At the time of the Partition of India in 1947, he had been appointed Viceroy's Agent to Lord Mountbatten. Prior to his appointment as Viceroy's Agent, Hall had concurrently held the posts of Director of Food Supplies and Deputy Secretary for Revenue for Baluchistan, for which he recognised by being appointed a MBE in the 1947 Birthday Honours. He was appointed by the Commonwealth Office to Kenya Colony during the Mau Mau Uprising in the 1950s, in addition to British Mauritius, where he helped to broker a power-sharing agreement which was later used as a model for power-sharing arrangements in Northern Ireland.

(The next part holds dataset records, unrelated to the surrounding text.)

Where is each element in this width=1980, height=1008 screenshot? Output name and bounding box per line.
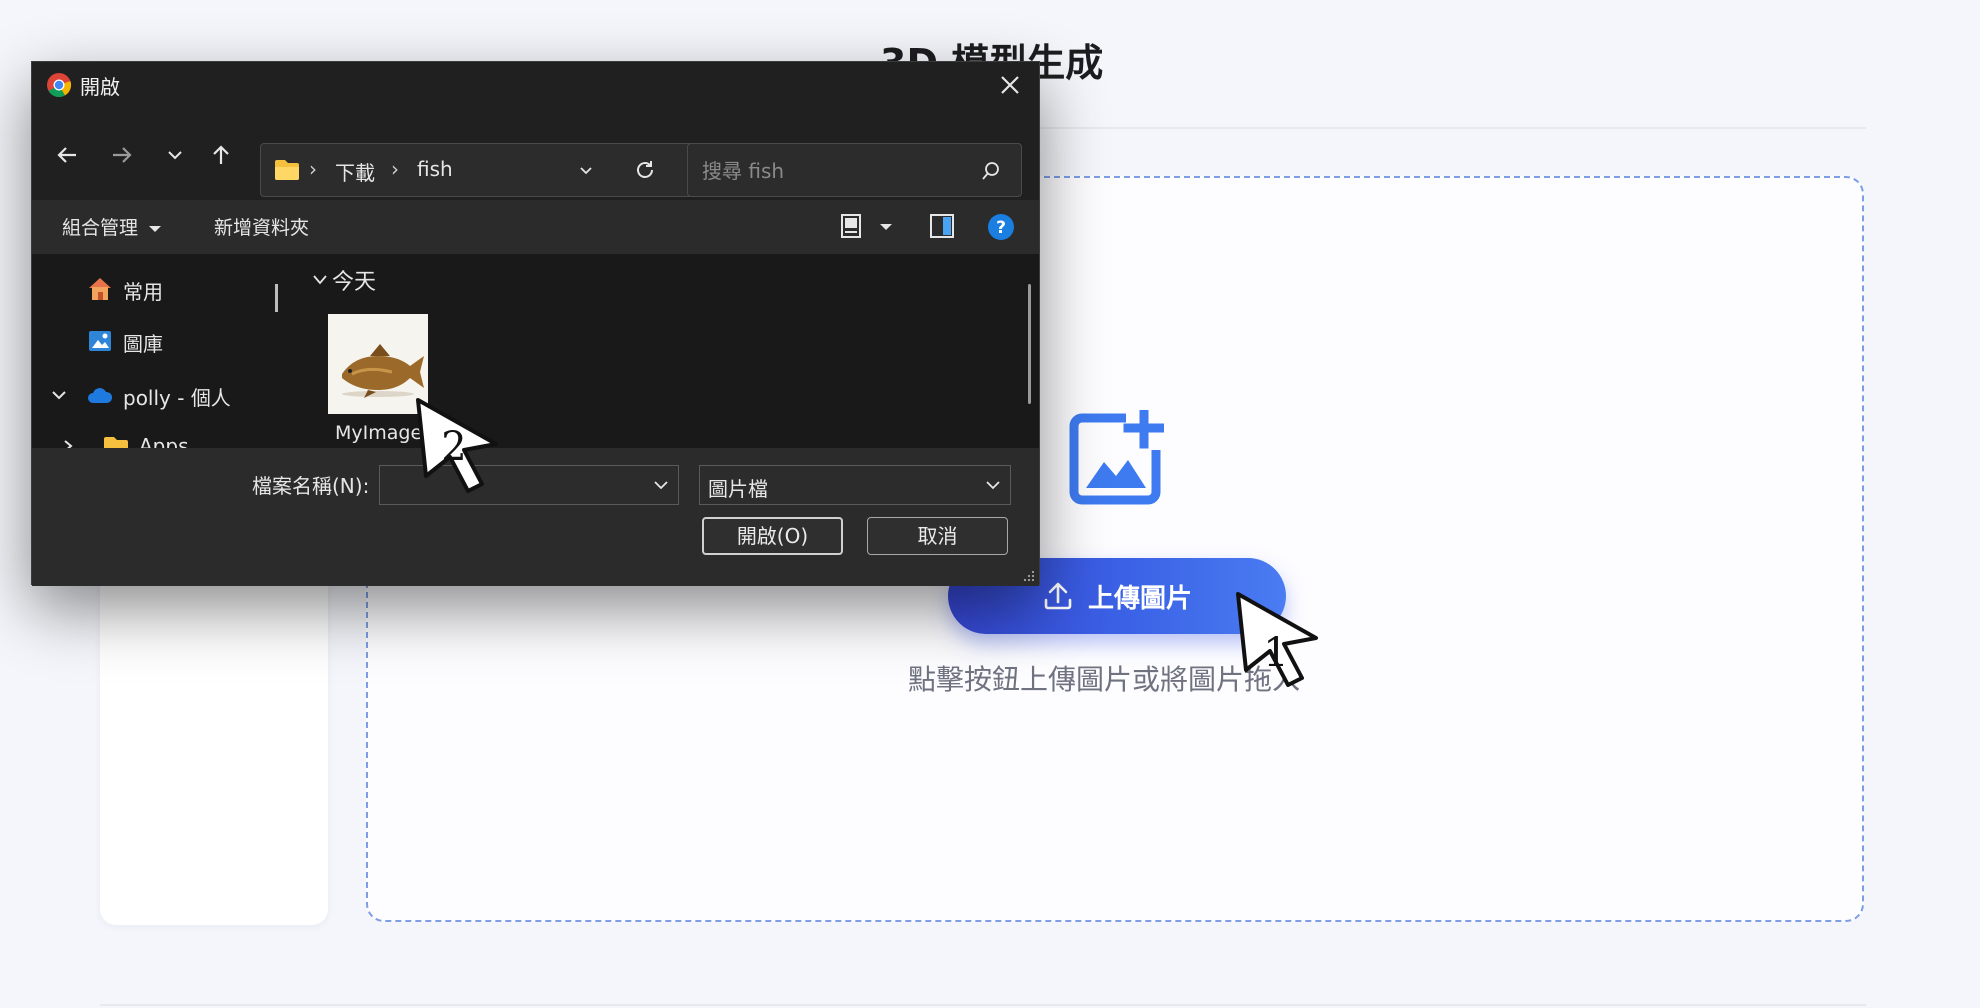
preview-pane-button[interactable]	[928, 212, 956, 245]
nav-item-label: Apps	[139, 434, 189, 448]
nav-item-onedrive[interactable]: polly - 個人	[32, 374, 282, 414]
breadcrumb-downloads[interactable]: 下載	[335, 157, 375, 186]
chevron-down-icon[interactable]	[50, 386, 68, 404]
group-header-label: 今天	[332, 270, 377, 295]
nav-item-label: 圖庫	[123, 332, 163, 356]
up-folder-button[interactable]	[204, 138, 238, 172]
close-icon[interactable]	[992, 67, 1028, 103]
forward-button[interactable]	[105, 138, 139, 172]
nav-item-apps[interactable]: Apps	[32, 426, 282, 448]
help-icon: ?	[988, 214, 1014, 240]
filename-label: 檔案名稱(N):	[252, 474, 370, 498]
cloud-icon	[88, 388, 113, 403]
folder-icon	[275, 160, 299, 180]
chevron-down-icon	[313, 275, 327, 285]
resize-grip-icon[interactable]	[1023, 570, 1035, 582]
nav-item-label: polly - 個人	[123, 386, 231, 410]
change-view-button[interactable]	[838, 212, 894, 245]
nav-item-label: 常用	[123, 280, 163, 304]
back-button[interactable]	[50, 138, 84, 172]
organize-label: 組合管理	[62, 217, 139, 239]
gallery-icon	[89, 331, 111, 351]
new-folder-button[interactable]: 新增資料夾	[214, 213, 309, 240]
filetype-value: 圖片檔	[708, 477, 768, 501]
home-icon	[89, 278, 111, 300]
chevron-down-icon	[168, 151, 182, 160]
view-icon	[841, 214, 861, 238]
navigation-pane: 常用 圖庫 polly - 個人 Apps	[32, 254, 294, 448]
dialog-body: 常用 圖庫 polly - 個人 Apps 今天 MyImage	[32, 254, 1039, 448]
chevron-down-icon[interactable]	[577, 162, 595, 180]
add-image-icon	[1069, 410, 1164, 505]
nav-item-gallery[interactable]: 圖庫	[32, 320, 282, 360]
refresh-icon[interactable]	[633, 158, 657, 182]
dropdown-arrow-icon	[149, 226, 162, 232]
search-box[interactable]	[687, 143, 1022, 197]
breadcrumb-separator: ›	[391, 157, 399, 181]
file-open-dialog: 開啟 › 下載 › fish 組	[31, 61, 1040, 586]
dialog-footer: 檔案名稱(N): 圖片檔 開啟(O) 取消	[32, 448, 1039, 586]
recent-locations-button[interactable]	[158, 138, 192, 172]
file-name: MyImage	[335, 422, 423, 444]
arrow-right-icon	[113, 147, 132, 163]
breadcrumb-separator: ›	[309, 157, 317, 181]
breadcrumb-fish[interactable]: fish	[417, 157, 453, 181]
address-bar[interactable]: › 下載 › fish	[260, 143, 696, 197]
upload-icon	[1044, 582, 1072, 610]
search-icon[interactable]	[980, 160, 1002, 182]
command-bar: 組合管理 新增資料夾 ?	[32, 200, 1039, 254]
preview-pane-icon	[930, 214, 954, 238]
step-2-number: 2	[441, 424, 466, 470]
dialog-title-bar[interactable]: 開啟	[32, 62, 1039, 108]
chevron-right-icon[interactable]	[60, 438, 76, 448]
cancel-button[interactable]: 取消	[867, 517, 1008, 555]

Hall was seconded to the Reid Commission in 1956, which was responsible for drafting the Constitution of Malaysia prior to Malayan independence from Britain in 1957. He later chaired the inter-governmental committee of Malaya, North Borneo and Sarawak which led to the formation of Malaysia in 1963. He additionally served as British Deputy High Commissioner for Eastern Malaysia from 1963 to 1964. For his service in Malaysia, Hall was made a Companion of the Order of St Michael and St George in the 1963 Birthday Honours. He left the Commonwealth Office in 1968, becoming an assistant undersecretary of state at the Ministry of Defence until 1973. From there he became director of studies at the Royal Institute of Public Administration from 1974 to 1985.

After retiring, he settled with his wife, Margery, at Avon Castle on the banks of the River Avon in Hampshire. Hall died at the Royal Bournemouth Hospital in October 2004. He was survived by his wife and two of their three sons.